According to the test, the efficiency gap found Michigan Republicans to be favored by 10.1 percent in the state House and 15.5 percent in Congress during the 2016 elections.
Nicholas Stephanopoulos, the University of Chicago law professor who created the efficiency gap standards, said in an interview with Bridge Magazine Michigan’s numbers are unusually high.
“It’s quite clear that Michigan is just as extreme an example as Wisconsin,” he said.
The efficiency gap has facilitated many of the arguments in Wisconsin’s redistricting case. A panel of three U.S. District Court judges in the Western District of Wisconsin found Republican-drawn districts were so skewed in their own favor they were deemed unconstitutional. The case, now on appeal to the Supreme Court, would be a significant decision, as the Supreme Court has avoided gerrymandering cases for lack of an objective standard in the past.
Yet for all the attention Wisconsin is gaining, according to Bridge Magazine, some observers say Michigan districts are even more gerrymandered.
In response, former Michigan Democratic Party chair Mark Brewer is preparing a federal lawsuit, similar to Wisconsin’s, that would challenge the state’s districts.
While Brewer said in an interview with MLive there is “good evidence” to support the claim of gerrymandered districts, Anna Heaton — spokeswoman for Gov. Rick Snyder — told MLive Snyder stands by the district map, which he signed into place in 2011.
“Gov. Snyder believes the districts are just as constitutional as he did when he signed the law six years ago,” she said.

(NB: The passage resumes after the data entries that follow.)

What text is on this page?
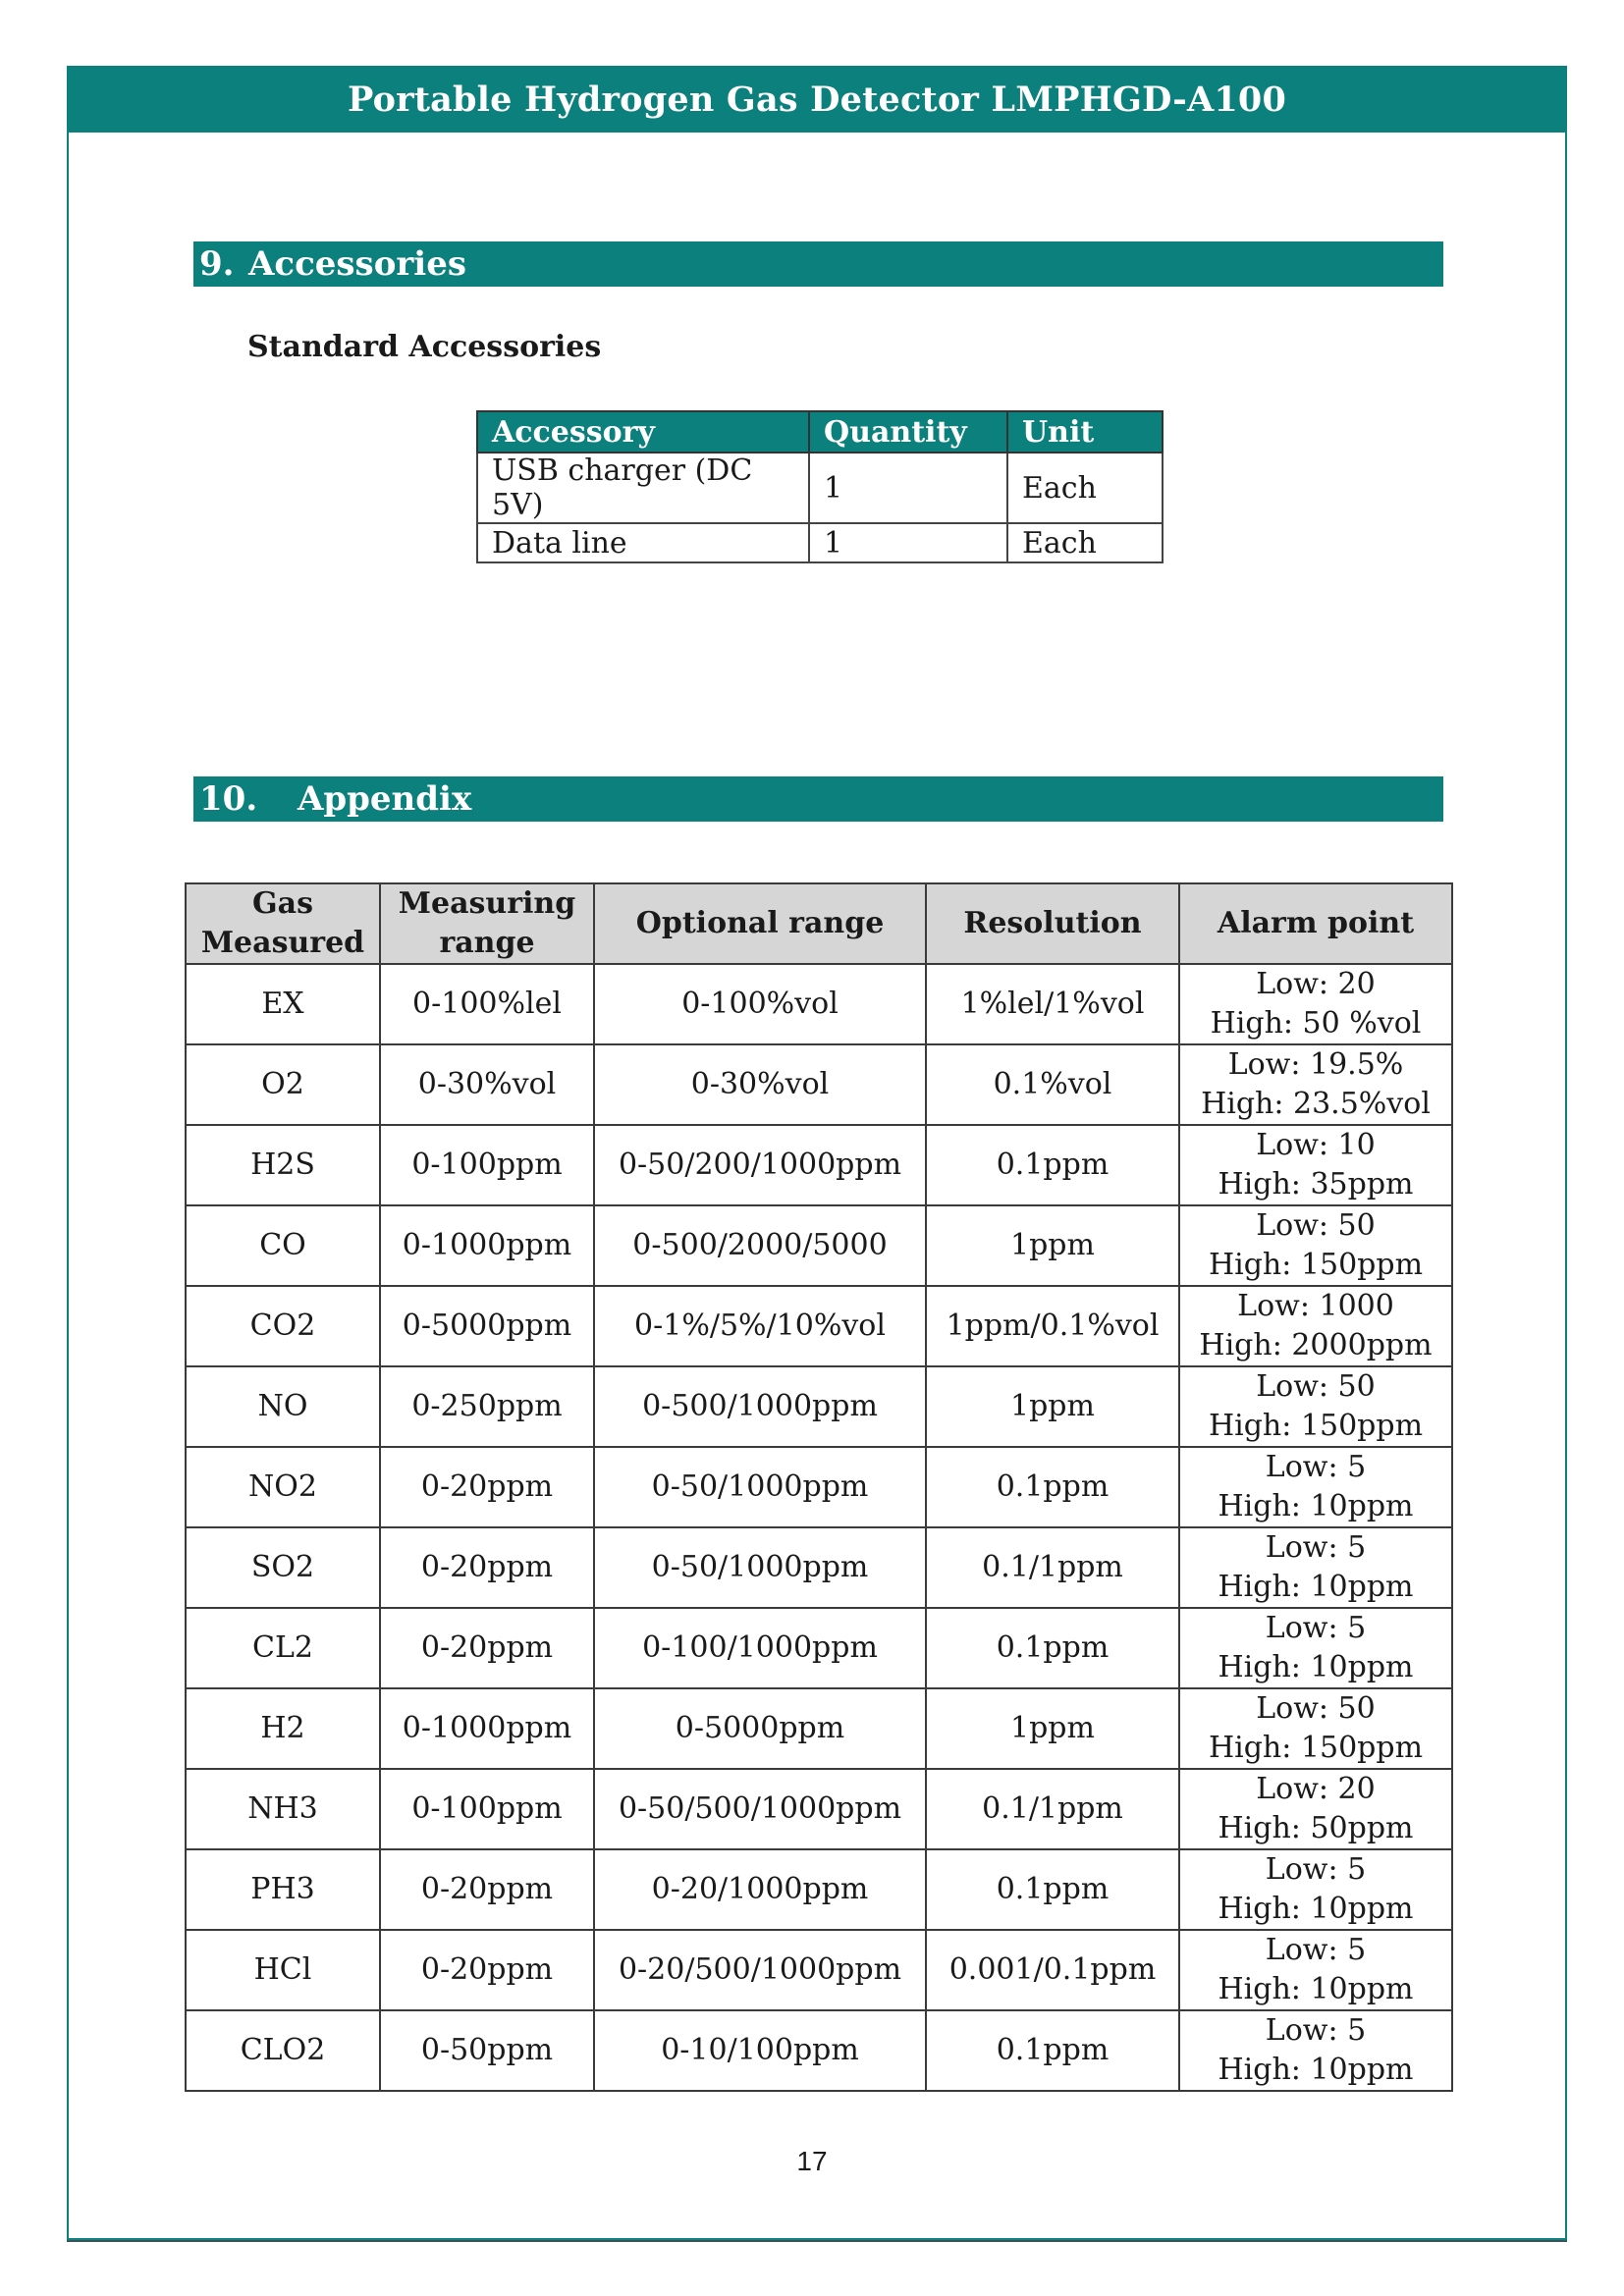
Portable Hydrogen Gas Detector LMPHGD-A100
9. Accessories
Standard Accessories
Accessory	Quantity	Unit
USB charger (DC 5V)	1	Each
Data line	1	Each
10.	Appendix
Gas Measured	Measuring range	Optional range	Resolution	Alarm point
EX	0-100%lel	0-100%vol	1%lel/1%vol	Low: 20
High: 50 %vol

O2	0-30%vol	0-30%vol	0.1%vol	Low: 19.5%
High: 23.5%vol

H2S	0-100ppm	0-50/200/1000ppm	0.1ppm	Low: 10
High: 35ppm

CO	0-1000ppm	0-500/2000/5000	1ppm	Low: 50
High: 150ppm

CO2	0-5000ppm	0-1%/5%/10%vol	1ppm/0.1%vol	Low: 1000
High: 2000ppm

NO	0-250ppm	0-500/1000ppm	1ppm	Low: 50
High: 150ppm

NO2	0-20ppm	0-50/1000ppm	0.1ppm	Low: 5
High: 10ppm

SO2	0-20ppm	0-50/1000ppm	0.1/1ppm	Low: 5
High: 10ppm

CL2	0-20ppm	0-100/1000ppm	0.1ppm	Low: 5
High: 10ppm

H2	0-1000ppm	0-5000ppm	1ppm	Low: 50
High: 150ppm

NH3	0-100ppm	0-50/500/1000ppm	0.1/1ppm	Low: 20
High: 50ppm

PH3	0-20ppm	0-20/1000ppm	0.1ppm	Low: 5
High: 10ppm

HCl	0-20ppm	0-20/500/1000ppm	0.001/0.1ppm	Low: 5
High: 10ppm

CLO2	0-50ppm	0-10/100ppm	0.1ppm	Low: 5
High: 10ppm
17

Redistricting is done every 10 years, following the U.S. Census. Districts must have about the same number of voters and, in accordance with the Voting Rights Act of 1965, represent minority voters fairly. In Michigan, the last two redistricting maps were drawn when Republicans controlled the legislature, and Brewer said at a meeting this is no coincidence.
“When you see a pattern that is now eight elections old and Republicans consistently outperforming, in terms of seats versus votes, there’s something else going on,” Brewer said. “It’s not just a small out performance, it’s very significant.”
However, according to the Apol standards that regulate redistricting in Michigan, the state’s districts are not breaking any rules. As mandated, the districts are continuous and seem to follow county lines when possible.
Since Michigan’s districts do meet standards, Republican consultant Robert LaBrant said GOP success correlates with geographic factors, not illegal gerrymandering.
Democrats tend to live in urban areas, like Detroit and Lansing, creating a “political geography” that, LaBrant said to Bridge Magazine, has a large effect.
“As long as you are going to draw lines based on political subdivisions where you try to keep cities and townships intact, Democrats kind of self-packed, if you want to use the terms ‘packing’ and ‘cracking,’ ” LaBrant said.
State Rep. Yousef Rabhi (D–Ann Arbor) and the University of Michigan chapters of College Democrats and College Republicans did not respond to requests for comment.